Iago is (arguably) a gay jokester who (inarguably) believes in no
positive human values; Derrah is a gay comedian unable to connect with
high tragedy; why shouldn’t the actor treat his assignment as a camp
charade?

These questions are ultimately rhetorical, since one cannot sustain a
three-hour performance on the energy of condescension alone.  Once the
novelty of subversion wears off, the audience begins to long for some
seriousness and commitment from the actor.  Instead they are given
repeated servings of triviality, fatuity and inconsequence.  As the play
increases in narrative urgency, dramatic pressure and tragic depth, the
postmodern actor continues to float, skip and dither through the
proceedings, a graffito being scrawled over a masterpiece.  The other
actors, unaware of the joke or unamused by it, struggle valiantly to
give genuine performances even as their would-be colleague renders their
efforts useless.  (Michael Bryant, who played York in the Fiona Shaw
Richard, was visibly unhappy with the production and could do nothing
with his potentially rich supporting role.)  A cloud of disgust and
resignation settles over the audience.  If the actor doesn’t care, why
should they?  And if that’s the point, why bother to attend the
performance?  Better to stay at home, save their money and drive the
theater company into the non-existence that it seems to crave.

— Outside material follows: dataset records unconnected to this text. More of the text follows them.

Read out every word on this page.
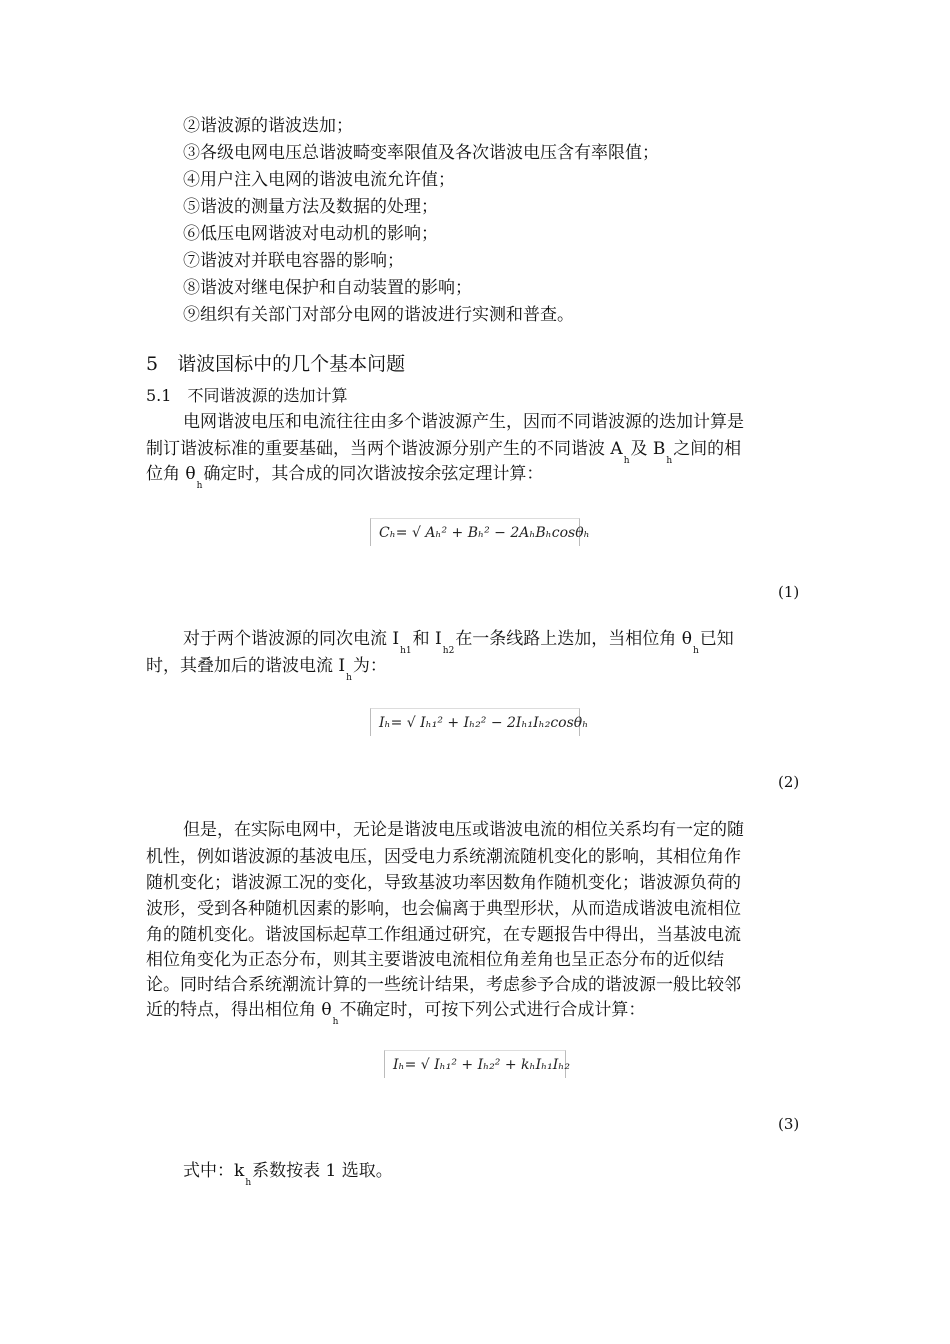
②谐波源的谐波迭加；
③各级电网电压总谐波畸变率限值及各次谐波电压含有率限值；
④用户注入电网的谐波电流允许值；
⑤谐波的测量方法及数据的处理；
⑥低压电网谐波对电动机的影响；
⑦谐波对并联电容器的影响；
⑧谐波对继电保护和自动装置的影响；
⑨组织有关部门对部分电网的谐波进行实测和普查。
5　谐波国标中的几个基本问题
5.1　不同谐波源的迭加计算
电网谐波电压和电流往往由多个谐波源产生，因而不同谐波源的迭加计算是
制订谐波标准的重要基础，当两个谐波源分别产生的不同谐波 $A_h$及 $B_h$之间的相
位角 $\theta_h$确定时，其合成的同次谐波按余弦定理计算：
Cₕ= √ Aₕ² + Bₕ² − 2AₕBₕcosθₕ
(1)
对于两个谐波源的同次电流 $I_{h1}$和 $I_{h2}$在一条线路上迭加，当相位角 $\theta_h$已知
时，其叠加后的谐波电流 $I_h$为：
Iₕ= √ Iₕ₁² + Iₕ₂² − 2Iₕ₁Iₕ₂cosθₕ
(2)
但是，在实际电网中，无论是谐波电压或谐波电流的相位关系均有一定的随
机性，例如谐波源的基波电压，因受电力系统潮流随机变化的影响，其相位角作
随机变化；谐波源工况的变化，导致基波功率因数角作随机变化；谐波源负荷的
波形，受到各种随机因素的影响，也会偏离于典型形状，从而造成谐波电流相位
角的随机变化。谐波国标起草工作组通过研究，在专题报告中得出，当基波电流
相位角变化为正态分布，则其主要谐波电流相位角差角也呈正态分布的近似结
论。同时结合系统潮流计算的一些统计结果，考虑参予合成的谐波源一般比较邻
近的特点，得出相位角 $\theta_h$不确定时，可按下列公式进行合成计算：
Iₕ= √ Iₕ₁² + Iₕ₂² + kₕIₕ₁Iₕ₂
(3)
式中：$k_h$系数按表 1 选取。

There is nothing more to say, except that Derrah’s fey meanderings make
even less sense with the obsessively-scheming Iago than they might with
another character.  If the Ensign truly cares about nothing, he would
hardly possess the energy, will and attention-span to formulate his
plots, let alone follow through on them.  One half-expects Derrah’s Iago
to cry “April Fool!” some three minutes into the Temptation Scene before
dancing away with a giggle.  And what’s he then that says he plays the
villain?  No one at all, I’m afraid.